Bien sûr, on peut toujours dire qu'on passera ce pont-là quand on y sera arrivé, il demeure que la question au moins se posait de savoir si on aurait plus de succès en procédant à la bonne franquette que dans le passé, d'où ma question de tout à l'heure. Il est clair que, la semaine où le projet de loi est devant l'Assemblée nationale, nos représentants ont indiqué qu'il leur paraissait peut-être que cette semaine-là, étant donné qu'on en discute de toute façon depuis le mois de mai, n'était peut-être pas la meilleure semaine pour faire progresser la discussion, étant donné que le contexte était modifié.

Cela ne veut pas du tout dire que la partie patronale se désintéresse d'une approche négociée. D'ailleurs, le projet de loi suppose qu'il y a d'abord et avant tout une approche négociée.

Vous êtes pessimiste quant à cette possibilité. C'est un jugement que vous avez bien le droit de porter. D'un autre côté, le parallèle que vous tracez entre la négociation sur le fond et l'arbitrage obligatoire sur le fond d'une négociation et une décision exécutoire sur les modalités de maintien des services essentiels qui n'affectent pas en soi le fond de la négociation, c'est peut-être une analogie ou un parallèle dont on peut douter, enfin qui peut être discuté au moins. Est-ce que cela aurait le même effet d'empêcher la négociation? Il me semble que non, et c'est dans l'esprit que cela ne l'empêchait pas, mais que cela venait y mettre un point final, si cela ne débouchait pas, qu'il fallait envisager une action.

Mais j'ai voulu apporter cette mise au point, parce que, comme on a mentionné plusieurs fois des changements dans l'attitude du côté patronal, je crois qu'il n'y a pas de changement. Il y a le maintien de la même préoccupation de négocier d'abord, mais aussi, il faut s'occuper du tiers payant et du public dans toute cette histoire. Du point de vue du consommateur des services de santé et des services sociaux, on peut s'interroger à savoir si notre souci de négocier ensemble des services essentiels a démontré suffisamment d'efficacité et a été assez fiable dans le passé pour que le public s'en contente.

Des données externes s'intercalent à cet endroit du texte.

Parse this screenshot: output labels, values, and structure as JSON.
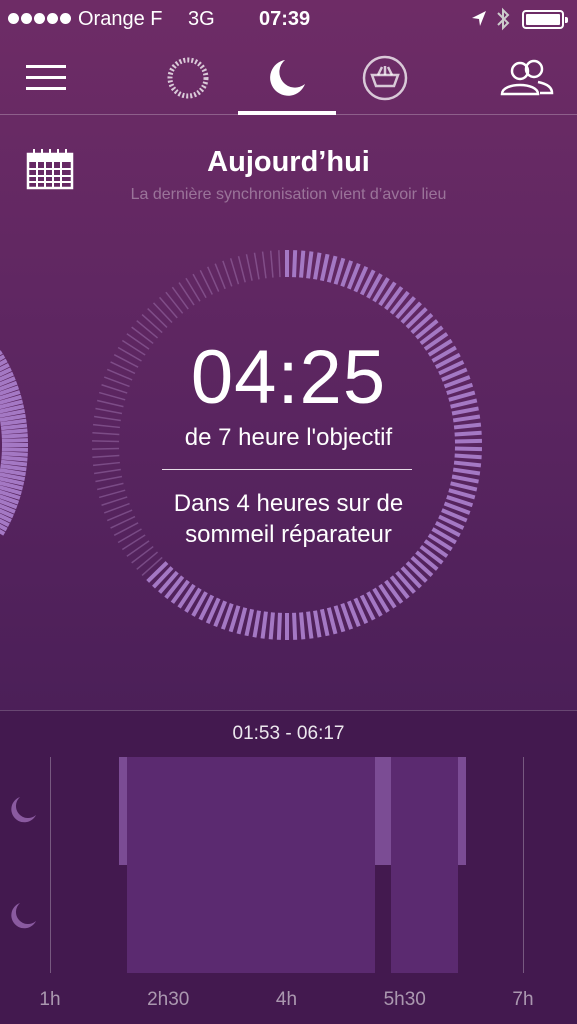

C'est vraiment la question qu'on peut se poser. Je vais céder la parole à notre collègue de Johnson, qui était...

M. Bellemare (Johnson): Pas de question, merci infiniment. Seulement quelques remarques. Je regrette infiniment de n'avoir pu entendre aussi l'intervention du député de Maisonneuve qui a dû être fort intéressante, à cause de sa longue expérience dans le domaine du travail et des relations du travail.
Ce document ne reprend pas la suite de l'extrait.